Two Welsh blade shearers have become UK champions for the ‘Nine Hour Two Stand Blade Shearing on Lambs’, setting a new record.
Starting at 5.00am on Saturday (30 September), at Fernhill Farm, in Compton Martin, Somerset, the two men sheared a total of 397 sheep which was an average of 44 sheep per hour.
As part of this attempt, Gareth also gained the solo blade title, shearing himself a total of 202 sheep.
Using 7.25 inch blades they set these records in a gruelling 9 hour session, shearing Romney X Shetland lambs, courtesy of Andrew Wear.
As there were no previous UK records, the two have established British firsts.
Both men are Welsh wool producers and top UK blade shearers. Clive is also a British Isles Shearing Competitions Association (BISCA) judge. The competition was supported by British Wool, who run both blade and machine shearing courses as part of their annual training programme.
'Open up the path'
Gareth, a sheep farmer in the Snowdonia National Park, farms over a 1,000 sheep at 2,600 feet in Gwynedd.
He cut his teeth on blade shearing aged 15, and has competed for Wales and sheared around the world. He has just returned from New Zealand, where he competed against fierce competition in the World Championship Blade Shearing Finals.
Speaking afterwards he said: “This was the first UK attempt, and we are delighted to have now set British records and benchmarks, which open up the path for others to try follow.”
Clive Hamer farms at Hirnant, Elan Valley, near Rhayader and shears sheep commercially both in the UK and in New Zealand. He also regularly takes part in sheering competitions.
In describing this record-making event, Clive says: “This was a big challenge and I am delighted to have sheared alongside Gareth to set the record.
“We were both aware that, unless standards such as these are set, there is nothing for others to aspire to. I am sure that in the not too distant future, we will see other shearers taking up this challenge.”
In recent years, British Wool have seen a revival in popularity of blade shearing, and they annually run numerous blade shearing courses.
In addition to the young shearers wanting to learn this skill, many of those attending these courses are small holders who want to have the ability to shear their own flock as opposed to bringing in contract shearers.
Shepherds also find a pair of shears useful when they come across a solitary sheep that has escaped the shearer at shearing time, as Gareth explains: “I do truly believe that this is an important skill which should be maintained, especially for upland farmers.
“Each year I probably blade shear between 150 – 200 sheep, usually those which have strayed.

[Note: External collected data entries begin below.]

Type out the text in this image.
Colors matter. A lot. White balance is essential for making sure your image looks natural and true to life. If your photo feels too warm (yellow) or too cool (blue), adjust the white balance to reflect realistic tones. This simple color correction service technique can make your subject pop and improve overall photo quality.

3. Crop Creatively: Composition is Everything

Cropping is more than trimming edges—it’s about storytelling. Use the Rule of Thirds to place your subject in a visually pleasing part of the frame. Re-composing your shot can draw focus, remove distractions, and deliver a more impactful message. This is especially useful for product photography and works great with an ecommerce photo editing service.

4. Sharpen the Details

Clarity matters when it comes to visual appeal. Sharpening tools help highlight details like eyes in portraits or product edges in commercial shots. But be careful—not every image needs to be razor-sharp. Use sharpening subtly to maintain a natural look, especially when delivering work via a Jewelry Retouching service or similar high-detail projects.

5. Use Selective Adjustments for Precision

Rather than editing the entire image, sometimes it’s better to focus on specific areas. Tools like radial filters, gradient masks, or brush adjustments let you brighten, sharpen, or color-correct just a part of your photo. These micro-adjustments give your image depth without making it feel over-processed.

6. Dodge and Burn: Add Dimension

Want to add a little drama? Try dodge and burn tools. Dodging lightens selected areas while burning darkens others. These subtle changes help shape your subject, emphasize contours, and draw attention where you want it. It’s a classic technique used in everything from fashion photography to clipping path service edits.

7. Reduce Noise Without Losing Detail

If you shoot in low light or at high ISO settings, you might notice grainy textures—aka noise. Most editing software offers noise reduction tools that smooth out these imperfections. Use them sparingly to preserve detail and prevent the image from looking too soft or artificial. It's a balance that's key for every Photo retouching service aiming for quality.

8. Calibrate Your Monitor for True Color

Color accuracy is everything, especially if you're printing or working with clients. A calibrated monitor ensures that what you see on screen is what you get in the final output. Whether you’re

The shears are light to carry and, depending on the breed, size, and condition, you can usually shear a sheep in about 2 to 3 minutes.”
The overall aim of this attempt was to set both a record, for double stand and solo, and to set a British sheep shearing standard.
When asked why setting the benchmark was important Colin MacGregor, British Wool’s Head of Shearing, said: “Shearing is integral to the harvesting of wool and as such we must ensure that we maintain skills across a range of techniques.
“In the last few years there has been a resurgence in both competitive shearing and record attempts, both which have helped to raise the profile of sheep shearing.
“As a result we now have a very healthy group of young people across the UK who want to develop their all-round shearing skills and this includes blade shearing.
“On behalf of British Wool congratulations to both Gareth and Clive for their achievements today and for setting the first ever blade shearing standards.”